If you do have questions, feel free to contact me through the website, drmcphilham.com or email me at roger at drmcphilham.com. These are always further topics because it does get a little bit more complicated, but without these foundations, there is no way. And most people are going to overcome this with these foundational principles. So I want to emphasize that overcoming
panic attacks is absolutely possible without having to turn to a benzodiazepine. And certainly I would never support an SSRI for somebody who's having a panic attack. So you need to understand the panic cycle. You have to understand the catastrophic thoughts and misinterpretation of bodily sensations and know how to respond to those accurately. But most importantly, it's facing feared sensations through exposure.

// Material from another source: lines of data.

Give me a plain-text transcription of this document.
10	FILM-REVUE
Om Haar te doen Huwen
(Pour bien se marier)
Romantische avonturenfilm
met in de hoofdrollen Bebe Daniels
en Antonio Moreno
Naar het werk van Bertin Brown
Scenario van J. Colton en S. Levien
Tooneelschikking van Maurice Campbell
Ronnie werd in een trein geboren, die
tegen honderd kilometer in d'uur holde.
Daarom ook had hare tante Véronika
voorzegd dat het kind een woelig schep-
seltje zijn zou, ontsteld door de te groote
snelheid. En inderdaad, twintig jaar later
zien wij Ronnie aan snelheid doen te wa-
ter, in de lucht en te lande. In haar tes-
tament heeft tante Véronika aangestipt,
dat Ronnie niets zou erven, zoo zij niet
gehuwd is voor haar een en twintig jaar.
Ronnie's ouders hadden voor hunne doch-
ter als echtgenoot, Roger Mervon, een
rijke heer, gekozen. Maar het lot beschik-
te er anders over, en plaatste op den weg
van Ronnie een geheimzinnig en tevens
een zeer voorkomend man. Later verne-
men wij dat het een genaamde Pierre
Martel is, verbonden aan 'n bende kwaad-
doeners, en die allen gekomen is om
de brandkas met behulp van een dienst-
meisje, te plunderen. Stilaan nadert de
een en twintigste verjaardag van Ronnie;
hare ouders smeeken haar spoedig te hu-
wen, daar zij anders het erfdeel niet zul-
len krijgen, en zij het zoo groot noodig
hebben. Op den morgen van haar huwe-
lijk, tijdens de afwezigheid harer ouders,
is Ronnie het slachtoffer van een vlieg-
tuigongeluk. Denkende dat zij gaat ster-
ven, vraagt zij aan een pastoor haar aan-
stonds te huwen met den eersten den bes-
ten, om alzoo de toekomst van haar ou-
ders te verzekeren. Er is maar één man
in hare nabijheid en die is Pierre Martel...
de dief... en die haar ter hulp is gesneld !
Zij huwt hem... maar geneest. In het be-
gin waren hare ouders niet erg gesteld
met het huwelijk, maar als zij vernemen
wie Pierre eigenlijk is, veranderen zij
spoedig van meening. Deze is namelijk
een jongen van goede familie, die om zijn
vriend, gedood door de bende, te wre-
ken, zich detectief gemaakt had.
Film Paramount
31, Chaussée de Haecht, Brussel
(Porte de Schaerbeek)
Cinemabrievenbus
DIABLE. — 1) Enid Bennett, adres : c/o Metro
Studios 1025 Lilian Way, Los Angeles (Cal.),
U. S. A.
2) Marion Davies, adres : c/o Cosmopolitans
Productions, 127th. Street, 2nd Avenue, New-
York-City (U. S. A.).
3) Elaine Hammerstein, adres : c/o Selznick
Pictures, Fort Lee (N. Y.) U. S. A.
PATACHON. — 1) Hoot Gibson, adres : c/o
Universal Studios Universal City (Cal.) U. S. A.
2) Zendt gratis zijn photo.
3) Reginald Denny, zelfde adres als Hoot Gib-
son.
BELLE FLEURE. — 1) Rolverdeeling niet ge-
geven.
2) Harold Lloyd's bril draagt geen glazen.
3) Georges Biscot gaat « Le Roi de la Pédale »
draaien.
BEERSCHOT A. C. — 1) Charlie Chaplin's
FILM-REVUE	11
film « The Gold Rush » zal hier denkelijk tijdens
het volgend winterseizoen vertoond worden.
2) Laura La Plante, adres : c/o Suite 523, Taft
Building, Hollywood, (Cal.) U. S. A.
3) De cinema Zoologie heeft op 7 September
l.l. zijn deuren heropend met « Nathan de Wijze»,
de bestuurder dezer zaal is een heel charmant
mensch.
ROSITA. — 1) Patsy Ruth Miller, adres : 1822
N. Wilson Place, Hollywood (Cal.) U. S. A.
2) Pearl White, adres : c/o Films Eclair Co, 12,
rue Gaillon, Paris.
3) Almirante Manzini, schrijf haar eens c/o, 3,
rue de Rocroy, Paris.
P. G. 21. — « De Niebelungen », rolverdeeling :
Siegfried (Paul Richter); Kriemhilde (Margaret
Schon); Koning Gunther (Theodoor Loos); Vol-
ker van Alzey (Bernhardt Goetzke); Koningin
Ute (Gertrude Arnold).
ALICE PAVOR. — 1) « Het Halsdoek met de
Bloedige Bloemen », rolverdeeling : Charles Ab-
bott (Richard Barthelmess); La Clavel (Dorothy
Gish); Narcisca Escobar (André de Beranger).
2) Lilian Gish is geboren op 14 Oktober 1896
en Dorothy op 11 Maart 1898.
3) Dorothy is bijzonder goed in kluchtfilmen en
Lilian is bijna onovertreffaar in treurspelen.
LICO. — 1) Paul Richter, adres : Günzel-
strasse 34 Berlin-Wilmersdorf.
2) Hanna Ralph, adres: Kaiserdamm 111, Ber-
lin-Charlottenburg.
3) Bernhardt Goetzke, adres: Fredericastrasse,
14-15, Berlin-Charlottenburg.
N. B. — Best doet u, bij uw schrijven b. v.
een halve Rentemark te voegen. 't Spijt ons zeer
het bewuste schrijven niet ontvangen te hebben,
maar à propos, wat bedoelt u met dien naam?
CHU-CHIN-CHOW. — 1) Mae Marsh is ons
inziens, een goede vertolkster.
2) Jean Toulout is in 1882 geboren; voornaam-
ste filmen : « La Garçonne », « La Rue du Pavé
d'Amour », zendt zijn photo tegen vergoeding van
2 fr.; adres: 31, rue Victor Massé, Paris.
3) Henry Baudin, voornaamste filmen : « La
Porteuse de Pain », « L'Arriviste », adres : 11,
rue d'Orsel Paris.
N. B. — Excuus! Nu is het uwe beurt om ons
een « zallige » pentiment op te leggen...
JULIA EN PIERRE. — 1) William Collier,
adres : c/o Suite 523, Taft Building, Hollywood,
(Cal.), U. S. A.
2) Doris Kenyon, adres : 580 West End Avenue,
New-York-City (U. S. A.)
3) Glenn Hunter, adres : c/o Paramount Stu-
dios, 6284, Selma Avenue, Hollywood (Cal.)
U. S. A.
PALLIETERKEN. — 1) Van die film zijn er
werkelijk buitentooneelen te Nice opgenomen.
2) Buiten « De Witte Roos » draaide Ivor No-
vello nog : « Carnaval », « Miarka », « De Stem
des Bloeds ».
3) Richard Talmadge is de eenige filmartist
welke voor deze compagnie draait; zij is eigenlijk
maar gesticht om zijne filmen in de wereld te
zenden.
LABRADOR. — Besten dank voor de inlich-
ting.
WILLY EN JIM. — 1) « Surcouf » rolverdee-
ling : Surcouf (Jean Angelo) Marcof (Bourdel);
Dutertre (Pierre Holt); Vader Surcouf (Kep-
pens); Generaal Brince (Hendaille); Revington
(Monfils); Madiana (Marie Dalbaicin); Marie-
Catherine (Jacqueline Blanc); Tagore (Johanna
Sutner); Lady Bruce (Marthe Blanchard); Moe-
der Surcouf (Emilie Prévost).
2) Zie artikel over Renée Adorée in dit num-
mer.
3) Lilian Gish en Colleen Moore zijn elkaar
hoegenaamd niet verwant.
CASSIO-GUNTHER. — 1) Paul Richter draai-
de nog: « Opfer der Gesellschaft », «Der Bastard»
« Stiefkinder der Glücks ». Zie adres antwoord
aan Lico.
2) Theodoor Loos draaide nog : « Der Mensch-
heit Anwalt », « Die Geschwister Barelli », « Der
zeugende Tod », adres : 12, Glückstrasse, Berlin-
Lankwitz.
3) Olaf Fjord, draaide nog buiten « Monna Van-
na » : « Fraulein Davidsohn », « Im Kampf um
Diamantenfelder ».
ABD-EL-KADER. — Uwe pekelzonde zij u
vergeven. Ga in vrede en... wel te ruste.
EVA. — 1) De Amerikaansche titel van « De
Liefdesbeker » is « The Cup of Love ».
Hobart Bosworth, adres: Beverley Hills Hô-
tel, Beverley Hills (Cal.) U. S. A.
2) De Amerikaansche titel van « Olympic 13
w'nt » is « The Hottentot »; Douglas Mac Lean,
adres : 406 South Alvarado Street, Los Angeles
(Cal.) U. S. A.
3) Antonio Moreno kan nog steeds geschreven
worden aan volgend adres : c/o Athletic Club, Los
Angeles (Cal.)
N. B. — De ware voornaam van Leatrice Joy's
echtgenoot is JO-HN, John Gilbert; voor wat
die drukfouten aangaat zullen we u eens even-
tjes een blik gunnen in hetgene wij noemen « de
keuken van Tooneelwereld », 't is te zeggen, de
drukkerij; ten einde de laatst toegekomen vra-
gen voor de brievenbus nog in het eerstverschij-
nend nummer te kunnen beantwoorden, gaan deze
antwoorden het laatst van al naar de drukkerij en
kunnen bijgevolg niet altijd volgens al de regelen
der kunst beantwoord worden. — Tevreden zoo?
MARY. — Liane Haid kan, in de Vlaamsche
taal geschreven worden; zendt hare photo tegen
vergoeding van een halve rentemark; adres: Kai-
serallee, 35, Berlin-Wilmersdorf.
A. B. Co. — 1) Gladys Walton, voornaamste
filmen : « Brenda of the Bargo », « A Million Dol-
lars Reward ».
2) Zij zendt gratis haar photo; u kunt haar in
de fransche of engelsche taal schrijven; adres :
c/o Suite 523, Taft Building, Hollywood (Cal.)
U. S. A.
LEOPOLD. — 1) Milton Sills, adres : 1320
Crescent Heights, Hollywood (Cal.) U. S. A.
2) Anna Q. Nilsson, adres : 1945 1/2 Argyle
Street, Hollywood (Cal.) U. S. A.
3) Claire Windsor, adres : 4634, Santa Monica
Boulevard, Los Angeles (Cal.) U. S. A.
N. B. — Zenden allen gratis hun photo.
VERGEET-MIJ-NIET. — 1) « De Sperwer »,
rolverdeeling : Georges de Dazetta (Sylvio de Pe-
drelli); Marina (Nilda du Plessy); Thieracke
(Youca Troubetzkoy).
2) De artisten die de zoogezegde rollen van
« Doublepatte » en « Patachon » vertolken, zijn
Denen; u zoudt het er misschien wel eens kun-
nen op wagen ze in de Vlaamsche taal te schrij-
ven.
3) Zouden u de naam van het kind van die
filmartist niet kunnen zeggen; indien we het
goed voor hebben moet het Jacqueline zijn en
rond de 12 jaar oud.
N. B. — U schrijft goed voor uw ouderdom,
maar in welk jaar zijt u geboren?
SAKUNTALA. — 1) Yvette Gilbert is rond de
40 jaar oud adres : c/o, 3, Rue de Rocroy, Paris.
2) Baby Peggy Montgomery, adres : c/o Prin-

Roger K. McFillin, Psy.D, ABPP (23:53.59)
and practicing psychological acceptance. These are the evidence-based techniques with high success rates. So if you're currently experiencing panic attacks, I encourage you to make sure that these are key components with your mental health professional and provide education to them and to the doctors who are prescribing these drugs. Like I said, majority of people are going to see
significant improvement in just eight to 12 sessions and sometimes just one or two sessions of intero inceptive exposure and education around this certainly has a profound effect. If you're currently taking a benzodiazepine medication for panic or somebody put you on an SSRI, you know, make sure you do not stop these drugs abruptly. Make sure you're talking to your doctor.
about gradually tapering over time as a key and meaningful component of overcoming panic attacks. They remember the goal and no goal in life should ever be to never feel anxious again. So this complicated phrase that people are saying, my anxiety or I have anxiety is very, very unhelpful because we're reinforcing that idea that having those feelings
Having that natural human survival mechanism is somehow dangerous. And in creating that relationship of danger is the problem in why you are staying anxious and why you are experiencing panic attacks. So the goal is to change your relationship with anxiety so that it no longer controls your life. Thank you.